Oakland schools celebrate the new year with a festival for students and parents
on September 10, 2012
On Saturday morning parents, students, volunteers and school district staff held hands as they danced to the beat of a drum in the gymnasium of Fruitvale’s United Academy for Success as part the Oakland Unified School District’s first Back to School Festival. They formed a circle, led by members of the Medicine Warriors, a Native American dance troupe. “This dance signifies friendship and unity,” George Galvis of the Native American community center Intertribal Friendship House said to the crowd.
The free festival, which was open to all Oakland parents, students and community members, was organized by the school district’s family, schools and community partnerships department to provide families with information on how to support their children throughout the new school year, which started on August 27. It also introduced families to community services and programs available to them that are run by the school district and other Oakland organizations. The day’s theme was “Many Cultures, One Oakland,” which acknowledged the diversity of Oakland’s student body and the district’s goal to serve each cultural group equally.

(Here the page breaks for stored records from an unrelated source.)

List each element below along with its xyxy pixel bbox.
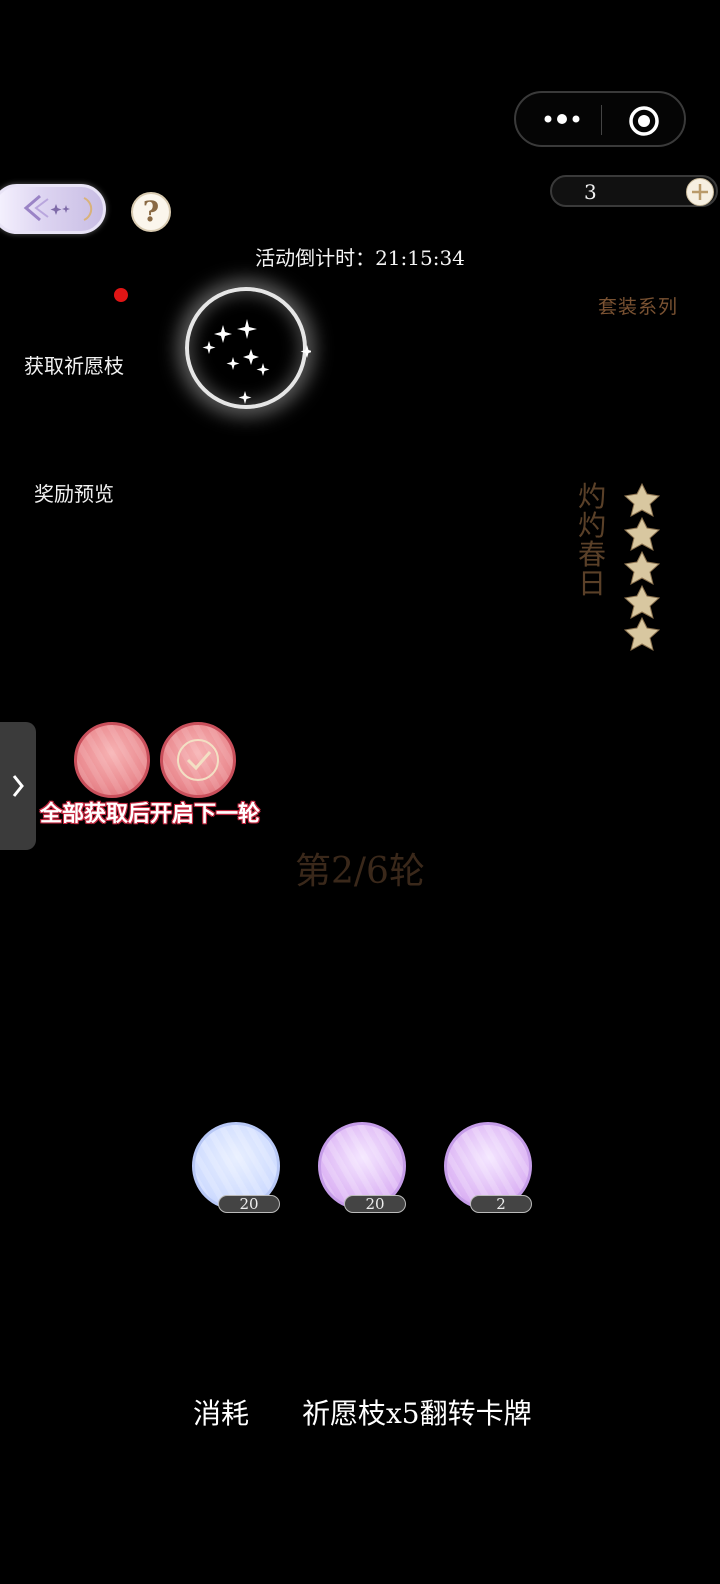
round-reward-item[interactable] xyxy=(74,722,150,798)
star-icon xyxy=(623,482,661,651)
wish-item-purple[interactable]: 20 xyxy=(318,1122,406,1214)
wish-item-purple-2[interactable]: 2 xyxy=(444,1122,532,1214)
item-count: 2 xyxy=(470,1195,532,1213)
back-button[interactable] xyxy=(0,184,106,234)
currency-bar: 3 xyxy=(550,175,718,207)
help-icon: ? xyxy=(142,195,160,228)
currency-value: 3 xyxy=(584,180,597,204)
mini-program-capsule xyxy=(514,91,686,147)
round-reward-item-claimed[interactable] xyxy=(160,722,236,798)
plus-icon xyxy=(692,184,708,200)
reward-preview-button[interactable]: 奖励预览 xyxy=(34,478,114,507)
countdown-timer: 活动倒计时：21:15:34 xyxy=(255,246,465,270)
side-drawer-toggle[interactable] xyxy=(0,722,36,850)
wish-orb[interactable] xyxy=(185,287,311,409)
get-wish-branch-button[interactable]: 获取祈愿枝 xyxy=(24,350,124,379)
add-currency-button[interactable] xyxy=(686,178,714,206)
wish-item-blue[interactable]: 20 xyxy=(192,1122,280,1214)
more-dots-icon[interactable] xyxy=(540,107,584,131)
suit-name: 灼灼春日 xyxy=(578,480,607,600)
capsule-divider xyxy=(601,105,602,135)
help-button[interactable]: ? xyxy=(131,192,171,232)
star-rating xyxy=(622,482,662,656)
suit-series-link[interactable]: 套装系列 xyxy=(598,292,678,319)
flip-card-action[interactable]: 祈愿枝x5翻转卡牌 xyxy=(302,1392,532,1432)
chevron-right-icon xyxy=(12,775,24,797)
item-count: 20 xyxy=(218,1195,280,1213)
check-icon xyxy=(177,739,219,781)
next-round-notice: 全部获取后开启下一轮 xyxy=(40,801,261,827)
back-arrow-icon xyxy=(23,194,93,222)
sparkle-icon xyxy=(202,319,311,404)
consume-label: 消耗 xyxy=(193,1397,250,1430)
notification-dot xyxy=(114,288,128,302)
target-circle-icon[interactable] xyxy=(628,105,660,137)
round-indicator: 第2/6轮 xyxy=(295,851,425,892)
item-count: 20 xyxy=(344,1195,406,1213)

“We want to start the school year off celebrating culture and celebrating the work that is currently happening in our schools to build unity and build alliances across cultures,” said Raquel Jimenez, the OUSD coordinator for youth, family and community engagement and lead organizer of Saturday’s event.
Following the performances by the Medicine Warriors, the welcome program featured three representatives of Oakland Parents Together (OPT), an organization for parents of Oakland public school students. Judith Namoki, Victoria Figg and Maria Silva all spoke briefly about their experiences as parents who became active in their children’s schools, emphasizing the importance of volunteerism and communicating with other parents.

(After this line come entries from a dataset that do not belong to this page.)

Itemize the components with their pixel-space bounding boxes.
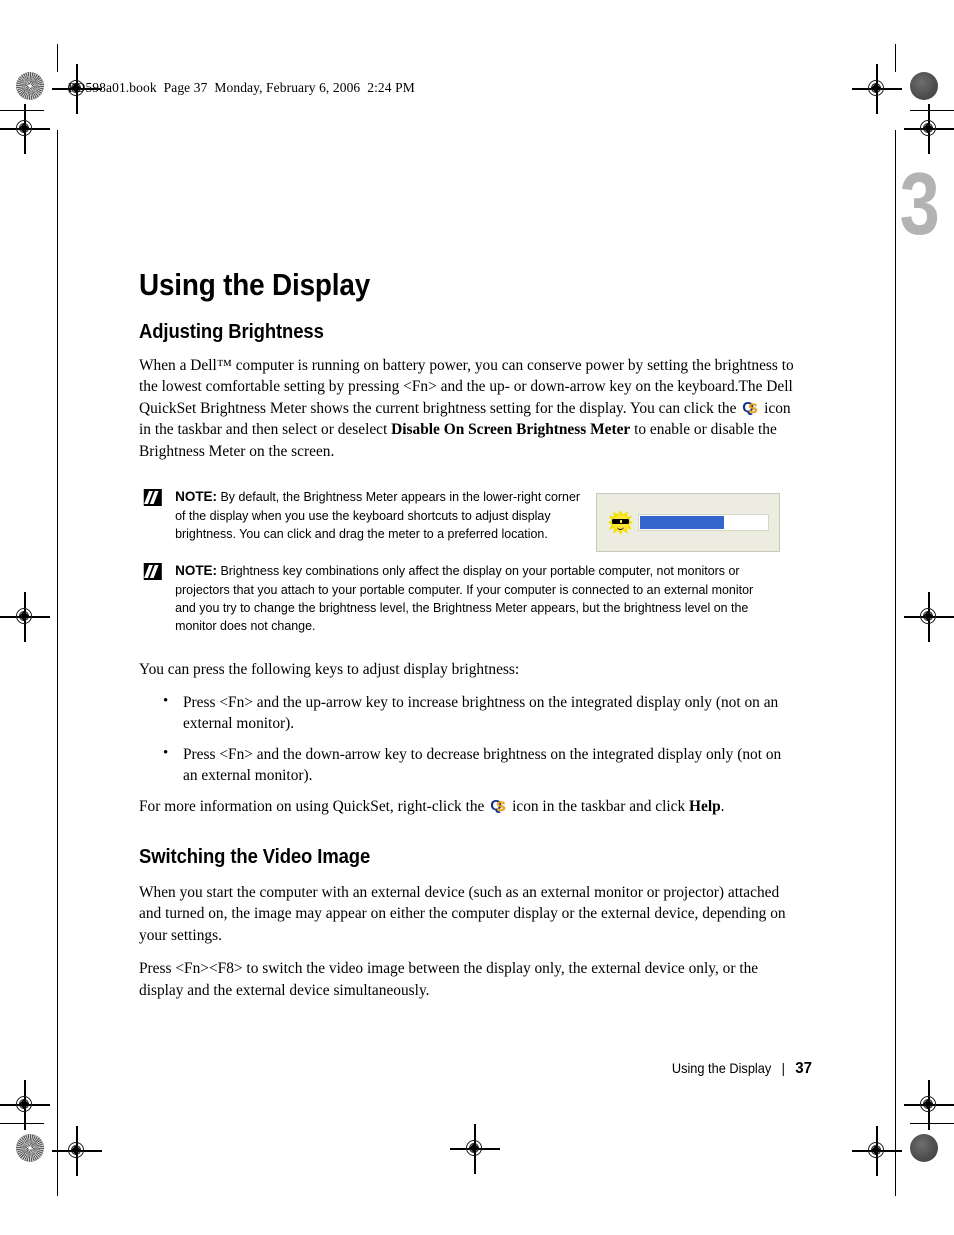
list-intro-paragraph: You can press the following keys to adju… — [139, 660, 520, 678]
registration-mark-right-upper — [904, 104, 954, 154]
registration-mark-right-lower — [904, 1080, 954, 1130]
halftone-target-bottom-right — [910, 1134, 938, 1162]
chapter-number: 3 — [899, 154, 940, 253]
halftone-target-bottom-left — [16, 1134, 44, 1162]
list-item: Press <Fn> and the up-arrow key to incre… — [139, 691, 799, 735]
quickset-icon: QS — [742, 400, 758, 416]
intro-text-1: When a Dell™ computer is running on batt… — [139, 357, 794, 417]
registration-mark-bottom-left-inner — [52, 1126, 102, 1176]
page-edge-rule-left — [57, 130, 59, 1170]
trim-mark-top-right-vertical — [895, 44, 897, 72]
video-paragraph-2: Press <Fn><F8> to switch the video image… — [139, 960, 759, 999]
trim-mark-top-left-vertical — [57, 44, 59, 72]
intro-paragraph: When a Dell™ computer is running on batt… — [139, 355, 799, 462]
registration-mark-top-right-inner — [852, 64, 902, 114]
trim-mark-bottom-right-vertical — [895, 1168, 897, 1196]
brightness-meter-figure — [596, 493, 780, 552]
book-file-header: PD598a01.book Page 37 Monday, February 6… — [68, 80, 415, 95]
note-label: NOTE: — [175, 489, 218, 506]
registration-mark-bottom-center — [450, 1124, 500, 1174]
note-pencil-icon — [143, 563, 162, 581]
registration-mark-left-middle — [0, 592, 50, 642]
halftone-target-top-left — [16, 72, 44, 100]
footer-page-number: 37 — [795, 1060, 812, 1077]
quickset-icon-s: S — [496, 797, 506, 814]
document-page: PD598a01.book Page 37 Monday, February 6… — [0, 0, 954, 1235]
content-column: 3 Using the Display Adjusting Brightness… — [139, 160, 940, 1013]
quickset-icon: QS — [490, 798, 506, 814]
page-title: Using the Display — [139, 267, 371, 302]
trim-mark-left-upper-horizontal — [0, 110, 44, 112]
note-block-default-location: NOTE: By default, the Brightness Meter a… — [139, 488, 584, 542]
outro-text-1: For more information on using QuickSet, … — [139, 797, 489, 815]
trim-mark-bottom-left-vertical — [57, 1168, 59, 1196]
list-item: Press <Fn> and the down-arrow key to dec… — [139, 743, 799, 787]
sun-with-sunglasses-icon — [607, 509, 634, 536]
note-text: By default, the Brightness Meter appears… — [175, 489, 581, 541]
brightness-meter-fill — [640, 516, 724, 529]
quickset-icon-s: S — [748, 399, 758, 416]
note-block-key-combinations: NOTE: Brightness key combinations only a… — [139, 562, 766, 634]
footer-separator: | — [781, 1061, 785, 1076]
brightness-meter-track[interactable] — [638, 514, 769, 531]
trim-mark-left-lower-horizontal — [0, 1123, 44, 1125]
outro-text-2: icon in the taskbar and click — [508, 797, 690, 815]
section-heading-adjusting-brightness: Adjusting Brightness — [139, 320, 324, 343]
outro-text-3: . — [720, 797, 725, 815]
section-heading-switching-video-image: Switching the Video Image — [139, 845, 371, 869]
trim-mark-right-upper-horizontal — [910, 110, 954, 112]
trim-mark-right-lower-horizontal — [910, 1123, 954, 1125]
note-text: Brightness key combinations only affect … — [175, 563, 754, 633]
outro-paragraph: For more information on using QuickSet, … — [139, 796, 799, 817]
brightness-key-list: Press <Fn> and the up-arrow key to incre… — [139, 691, 799, 787]
intro-bold-disable-meter: Disable On Screen Brightness Meter — [391, 421, 631, 439]
registration-mark-left-upper — [0, 104, 50, 154]
registration-mark-right-middle — [904, 592, 954, 642]
halftone-target-top-right — [910, 72, 938, 100]
footer-running-title: Using the Display — [671, 1061, 772, 1076]
video-paragraph-1: When you start the computer with an exte… — [139, 884, 786, 944]
note-label: NOTE: — [175, 563, 218, 580]
registration-mark-left-lower — [0, 1080, 50, 1130]
registration-mark-bottom-right-inner — [852, 1126, 902, 1176]
page-edge-rule-right — [895, 130, 897, 1170]
note-pencil-icon — [143, 489, 162, 507]
outro-bold-help: Help — [689, 797, 721, 815]
page-footer: Using the Display | 37 — [538, 1060, 812, 1078]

Namoki, who is also active in the Native American community and serves as a grade school tutor, talked about nurturing cultural pride. “A tree needs roots in order to stand tall and stay firm,” she said, adding that understanding one’s culture creates confidence. “Someone that doesn’t know their roots can be easily swayed because they’re looking for that identity.”
Namoki said OPT focuses on building a “school family as well as a home family” because students spend so much of their time at school. “We are all family,” she said about parents after the presentation. “We’re all important and our opinions matter.”
Figg said that too often “parents don’t speak to each other” despite the amount of time their children spend together in school, and it is important to talk about “the struggles we all go through in any culture.”
Throughout the day, parents attended “school readiness” workshops led by community organizers and district staff, which were divided by grade levels. Middle and high school students who attended the event also participated in a separate workshop for students. Topics ranged from attendance to parent-teacher conferences to graduation requirements. “We’re just setting up a space for people to talk about the good things that are happening at their school, but also a safe space for people to talk about anything that they experienced as far as disrespect, any hurt that they’re carrying so we can, as a community, hold that together and begin healing,” said Jimenez.
At lunch time, parents and students were able to visit booths in the courtyard manned by organizations like the Alameda County Social Services Agency, which shared information about Medi-Cal health coverage and handed out food stamp applications; the East Oakland Youth Development Center, which passed out brochures detailing their Pathway to College program; and the Native American Community Health Center, which provided diabetes and high blood pressure screenings. Parents were encouraged to visit each organization’s booth in exchange for a raffle ticket for prizes that were given away at the end of the day.
East Oakland resident Erika Romero, her sister Elizabeth, and her two sons Erick and Kevin checked out the free school supplies table which had been filled with binders, composition books, folder paper and other items donated by Office Depot and Barnes and Noble earlier in the morning. Only a few pens and notepads remained by lunch time. “I’m here for information on all these because I need to learn more,” Romero said, pointing to the festival’s “passport,” which listed all the community organizations present at the event.
Devina Whitley and her son Mihaloni, an eighth grade student at United Academy for Success, were also perusing the booths in the courtyard. “We came down here to see what was going on,” she said. “We’re going to try to attend as much as we can. There’s a college prep workshop that I would love for him to sit in on.”
Jimenez said that while nearly 600 parents preregistered for the event, fewer than half that figure actually attended. “I’m a little thrown back by the turnout,” she said, adding that she wasn’t sure why those who preregistered did not show up, and that she had expected the event to be well-attended given the positive response they received at three similar events held this spring. At that time, the district had facilitated three culture-specific parent conferences—one for African American parents, one for Latino parents, and one for Asian and Pacific Islander parents—and each drew a crowd of 200 to 300 people, she said.
Jimenez said her team will continue to work on events like these throughout the school year and focus on having “concrete ways for people to feel that there is a role for them but also that we welcome and want their support. That’s the critical piece.”